Ich verstehe auch nicht wieso hier dumme Kommentare dazu abgegeben werden. Naja bei einem schon, aber der macht das zwanghaft...

André


----------



## zotos (20 März 2008)

sps-concept schrieb:


> das Absägen der Profilschiene ist üblich, warum sonst sollte es die Schienen mit 2m Länge geben? Und wer sägen kann sollte auch Bohren können.
> 
> Ich verstehe auch nicht wieso hier dumme Kommentare dazu abgegeben werden. Naja bei einem schon, aber der macht das zwanghaft...
> 
> André




Schließe doch nicht immer von Dir auf andere.
Es hat ja auch keiner Behauptet das es nicht erlaubt sei die Profilschiene zu kürzen.


----------



## sps-concept (20 März 2008)

zotos schrieb:


> Schließe doch nicht immer von Dir auf andere.
> Es hat ja auch keiner Behauptet das es nicht erlaubt sei die Profilschiene zu kürzen.



es ist doch so dass der Threadersteller als blöd hingestellt wurde oder nicht?

zu meiner Aussage:


sps-concept schrieb:


> Ich verstehe auch nicht wieso hier dumme Kommentare dazu abgegeben werden. Naja bei einem schon, aber der macht das zwanghaft...

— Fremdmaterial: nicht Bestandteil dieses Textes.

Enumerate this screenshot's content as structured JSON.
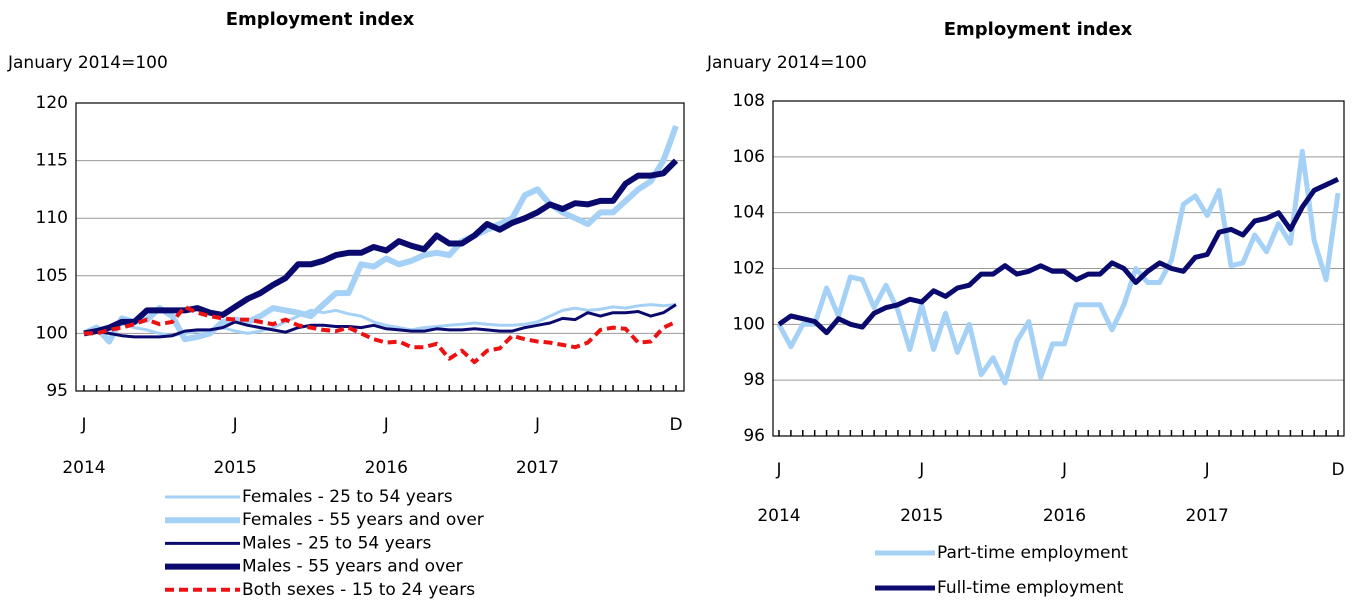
{
  "chart_data": [
    {
      "type": "line",
      "title": "Employment index",
      "y_label": "January 2014=100",
      "categories": [
        "J",
        null,
        null,
        null,
        null,
        null,
        null,
        null,
        null,
        null,
        null,
        null,
        "J",
        null,
        null,
        null,
        null,
        null,
        null,
        null,
        null,
        null,
        null,
        null,
        "J",
        null,
        null,
        null,
        null,
        null,
        null,
        null,
        null,
        null,
        null,
        null,
        "J",
        null,
        null,
        null,
        null,
        null,
        null,
        null,
        null,
        null,
        null,
        "D"
      ],
      "x_group_labels": [
        "2014",
        "2015",
        "2016",
        "2017"
      ],
      "ylim": [
        95,
        120
      ],
      "yticks": [
        95,
        100,
        105,
        110,
        115,
        120
      ],
      "grid": true,
      "legend": "bottom",
      "series": [
        {
          "name": "Females - 25 to 54 years",
          "color": "#a6d1f7",
          "line_width": 3,
          "dashed": false,
          "values": [
            100,
            100.5,
            100.3,
            100.8,
            100.5,
            100.3,
            100,
            99.8,
            100,
            100.2,
            100.3,
            100.5,
            100.2,
            100,
            100.2,
            100.5,
            101,
            101.5,
            102,
            101.8,
            102,
            101.7,
            101.5,
            101,
            100.7,
            100.5,
            100.3,
            100.5,
            100.6,
            100.7,
            100.8,
            100.9,
            100.8,
            100.7,
            100.7,
            100.8,
            101,
            101.5,
            102,
            102.2,
            102,
            102.1,
            102.3,
            102.2,
            102.4,
            102.5,
            102.4,
            102.5
          ]
        },
        {
          "name": "Females - 55 years and over",
          "color": "#a6d1f7",
          "line_width": 6,
          "dashed": false,
          "values": [
            100,
            100.5,
            99.3,
            101.3,
            101,
            101.2,
            102.2,
            101.5,
            99.5,
            99.7,
            100,
            101,
            101.2,
            101,
            101.5,
            102.2,
            102,
            101.8,
            101.5,
            102.5,
            103.5,
            103.5,
            106,
            105.8,
            106.5,
            106,
            106.3,
            106.8,
            107,
            106.8,
            108,
            108.5,
            109,
            109.5,
            110,
            112,
            112.5,
            111.2,
            110.5,
            110,
            109.5,
            110.5,
            110.5,
            111.5,
            112.5,
            113.2,
            115,
            118
          ]
        },
        {
          "name": "Males - 25 to 54 years",
          "color": "#0a0a6e",
          "line_width": 3,
          "dashed": false,
          "values": [
            100,
            100.2,
            100,
            99.8,
            99.7,
            99.7,
            99.7,
            99.8,
            100.2,
            100.3,
            100.3,
            100.5,
            101,
            100.7,
            100.5,
            100.3,
            100.1,
            100.5,
            100.7,
            100.7,
            100.6,
            100.6,
            100.5,
            100.7,
            100.4,
            100.3,
            100.2,
            100.2,
            100.4,
            100.3,
            100.3,
            100.4,
            100.3,
            100.2,
            100.2,
            100.5,
            100.7,
            100.9,
            101.3,
            101.2,
            101.8,
            101.5,
            101.8,
            101.8,
            101.9,
            101.5,
            101.8,
            102.5
          ]
        },
        {
          "name": "Males - 55 years and over",
          "color": "#0a0a6e",
          "line_width": 6,
          "dashed": false,
          "values": [
            100,
            100.2,
            100.5,
            101,
            101,
            102,
            102,
            102,
            102,
            102.2,
            101.8,
            101.6,
            102.3,
            103,
            103.5,
            104.2,
            104.8,
            106,
            106,
            106.3,
            106.8,
            107,
            107,
            107.5,
            107.2,
            108,
            107.6,
            107.3,
            108.5,
            107.8,
            107.8,
            108.5,
            109.5,
            109,
            109.6,
            110,
            110.5,
            111.2,
            110.8,
            111.3,
            111.2,
            111.5,
            111.5,
            113,
            113.7,
            113.7,
            113.9,
            115
          ]
        },
        {
          "name": "Both sexes - 15 to 24 years",
          "color": "#ee1111",
          "line_width": 4,
          "dashed": true,
          "values": [
            100,
            100,
            100.3,
            100.5,
            100.8,
            101.2,
            100.8,
            101,
            102.3,
            101.8,
            101.5,
            101.3,
            101.2,
            101.2,
            101,
            100.8,
            101.2,
            100.7,
            100.5,
            100.3,
            100.2,
            100.5,
            100,
            99.5,
            99.2,
            99.3,
            98.8,
            98.8,
            99.1,
            97.8,
            98.5,
            97.5,
            98.5,
            98.7,
            99.8,
            99.5,
            99.3,
            99.2,
            99,
            98.8,
            99.2,
            100.3,
            100.5,
            100.4,
            99.2,
            99.3,
            100.5,
            101
          ]
        }
      ]
    },
    {
      "type": "line",
      "title": "Employment index",
      "y_label": "January 2014=100",
      "categories": [
        "J",
        null,
        null,
        null,
        null,
        null,
        null,
        null,
        null,
        null,
        null,
        null,
        "J",
        null,
        null,
        null,
        null,
        null,
        null,
        null,
        null,
        null,
        null,
        null,
        "J",
        null,
        null,
        null,
        null,
        null,
        null,
        null,
        null,
        null,
        null,
        null,
        "J",
        null,
        null,
        null,
        null,
        null,
        null,
        null,
        null,
        null,
        null,
        "D"
      ],
      "x_group_labels": [
        "2014",
        "2015",
        "2016",
        "2017"
      ],
      "ylim": [
        96,
        108
      ],
      "yticks": [
        96,
        98,
        100,
        102,
        104,
        106,
        108
      ],
      "grid": true,
      "legend": "bottom",
      "series": [
        {
          "name": "Part-time employment",
          "color": "#a6d1f7",
          "line_width": 5,
          "dashed": false,
          "values": [
            100,
            99.2,
            100,
            100,
            101.3,
            100.3,
            101.7,
            101.6,
            100.6,
            101.4,
            100.5,
            99.1,
            100.7,
            99.1,
            100.4,
            99,
            100,
            98.2,
            98.8,
            97.9,
            99.4,
            100.1,
            98.1,
            99.3,
            99.3,
            100.7,
            100.7,
            100.7,
            99.8,
            100.7,
            102,
            101.5,
            101.5,
            102.3,
            104.3,
            104.6,
            103.9,
            104.8,
            102.1,
            102.2,
            103.2,
            102.6,
            103.6,
            102.9,
            106.2,
            103,
            101.6,
            104.7
          ]
        },
        {
          "name": "Full-time employment",
          "color": "#0a0a6e",
          "line_width": 5,
          "dashed": false,
          "values": [
            100,
            100.3,
            100.2,
            100.1,
            99.7,
            100.2,
            100,
            99.9,
            100.4,
            100.6,
            100.7,
            100.9,
            100.8,
            101.2,
            101,
            101.3,
            101.4,
            101.8,
            101.8,
            102.1,
            101.8,
            101.9,
            102.1,
            101.9,
            101.9,
            101.6,
            101.8,
            101.8,
            102.2,
            102,
            101.5,
            101.9,
            102.2,
            102,
            101.9,
            102.4,
            102.5,
            103.3,
            103.4,
            103.2,
            103.7,
            103.8,
            104,
            103.4,
            104.2,
            104.8,
            105,
            105.2
          ]
        }
      ]
    }
  ]
}
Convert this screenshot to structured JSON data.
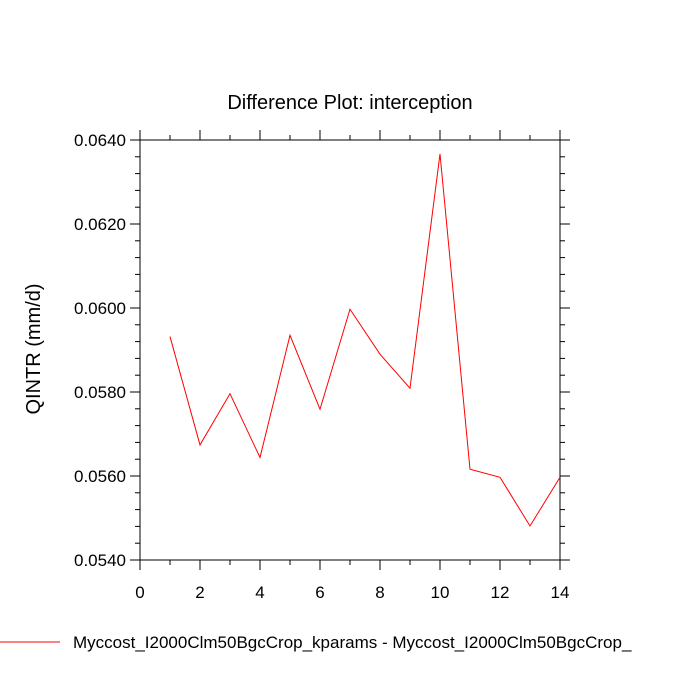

ok ich korrigiere mich, du (zotos) bist der 2.


----------



## AUDSUPERUSER (20 März 2008)

Hallo

Ich habe mal in dem Werk gearbeitet, wo die Schienen hergestellt werden.
Ich kenne noch einige Leute dort. Bei Abnahme entsprechender Stückzahl liefert die Firma (natürlich über Siemens) bestimmt gerne jede gewünschte Länge.
Nur für den Fall, dass Ihr Euch über sägen nicht einig werdet, wobei im Werk die Profile auch gesägt werden.

Gruss

Audsuperuser


----------



## zotos (20 März 2008)

sps-concept schrieb:


> es ist doch so dass der Threadersteller als blöd hingestellt wurde oder nicht?
> ...



Nein wurde er sicher nicht. Aber wie kommst Du denn darauf? Es hat nicht jeder User hier einen Verfolgungswahn der Deinem ebenbürtig ist.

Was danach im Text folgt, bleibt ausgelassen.